You should read
@Number_25's posts about campaigning for Remain to get a sense of the people I have in mind (which also have the advantage of having been written by a gentleman, and not an incorrigible smart-ass)
The tide will turn, if it turns, not by dunking on the dubious logic of internet cranks lurking on football forums, but by creating a society where people no longer feel so hopeless and alone.
It is an enormous challenge - and an existential one, really. It has to be confronted, full-on, if we're to have a prayer of preserving what we cherish about a tolerant, cosmopolitan society. The age of assuming that we can solve problems through marginal tweaks to the earned-income tax credit rate are over.
But it is also much more a political challenge than a policy challenge. We have, in living memory, ample examples of how to do it better. New Labour, for example, virtually eliminated homelessness, not through any great policy genius, but through trial and error driven by sheer political will. Conversely, reviving homelessness was also a political choice.

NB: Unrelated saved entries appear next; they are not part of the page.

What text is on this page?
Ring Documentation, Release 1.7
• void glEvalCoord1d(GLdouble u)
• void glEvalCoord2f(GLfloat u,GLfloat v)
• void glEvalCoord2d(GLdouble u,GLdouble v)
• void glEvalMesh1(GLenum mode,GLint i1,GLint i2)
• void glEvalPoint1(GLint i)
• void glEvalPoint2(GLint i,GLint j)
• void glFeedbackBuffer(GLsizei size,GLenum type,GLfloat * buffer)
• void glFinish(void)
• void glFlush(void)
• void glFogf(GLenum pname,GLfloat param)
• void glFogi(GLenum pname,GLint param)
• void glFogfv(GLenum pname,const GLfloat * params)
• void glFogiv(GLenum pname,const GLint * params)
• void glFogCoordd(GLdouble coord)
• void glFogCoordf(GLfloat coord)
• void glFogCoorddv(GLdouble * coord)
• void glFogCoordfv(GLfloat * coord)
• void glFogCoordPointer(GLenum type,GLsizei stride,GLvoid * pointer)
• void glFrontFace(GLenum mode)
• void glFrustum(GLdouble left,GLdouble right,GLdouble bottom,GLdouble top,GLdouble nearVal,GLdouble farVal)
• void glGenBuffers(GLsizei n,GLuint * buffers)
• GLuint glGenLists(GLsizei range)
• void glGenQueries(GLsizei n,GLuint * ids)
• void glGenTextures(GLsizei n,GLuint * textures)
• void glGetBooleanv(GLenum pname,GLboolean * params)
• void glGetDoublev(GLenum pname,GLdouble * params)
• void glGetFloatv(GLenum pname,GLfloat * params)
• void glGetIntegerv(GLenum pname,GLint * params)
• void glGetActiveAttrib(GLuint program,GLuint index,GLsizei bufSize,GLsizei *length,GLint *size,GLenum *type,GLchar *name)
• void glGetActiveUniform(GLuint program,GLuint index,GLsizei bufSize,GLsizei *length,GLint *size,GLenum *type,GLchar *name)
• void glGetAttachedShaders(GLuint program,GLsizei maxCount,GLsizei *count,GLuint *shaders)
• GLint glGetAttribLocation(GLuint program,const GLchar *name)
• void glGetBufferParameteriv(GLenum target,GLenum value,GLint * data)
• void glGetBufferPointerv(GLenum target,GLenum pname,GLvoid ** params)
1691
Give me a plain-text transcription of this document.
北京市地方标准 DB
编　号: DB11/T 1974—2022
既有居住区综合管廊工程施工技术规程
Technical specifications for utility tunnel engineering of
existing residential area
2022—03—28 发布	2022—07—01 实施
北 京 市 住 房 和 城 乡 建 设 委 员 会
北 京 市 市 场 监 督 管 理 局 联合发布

Lost in the kerfuffle over endless variations on Inappropriate-Rain-Attire-gate, there is a policy vision - at the moment, the only one on offer in Britain - for how to rebuild a farer society, where "equality of opportunity" is more than just a sick joke. Those who want to contribute something constructive need to acknowledge the need for change, rather than idly swatting away anything that deviates from a demonstrably failing status quo.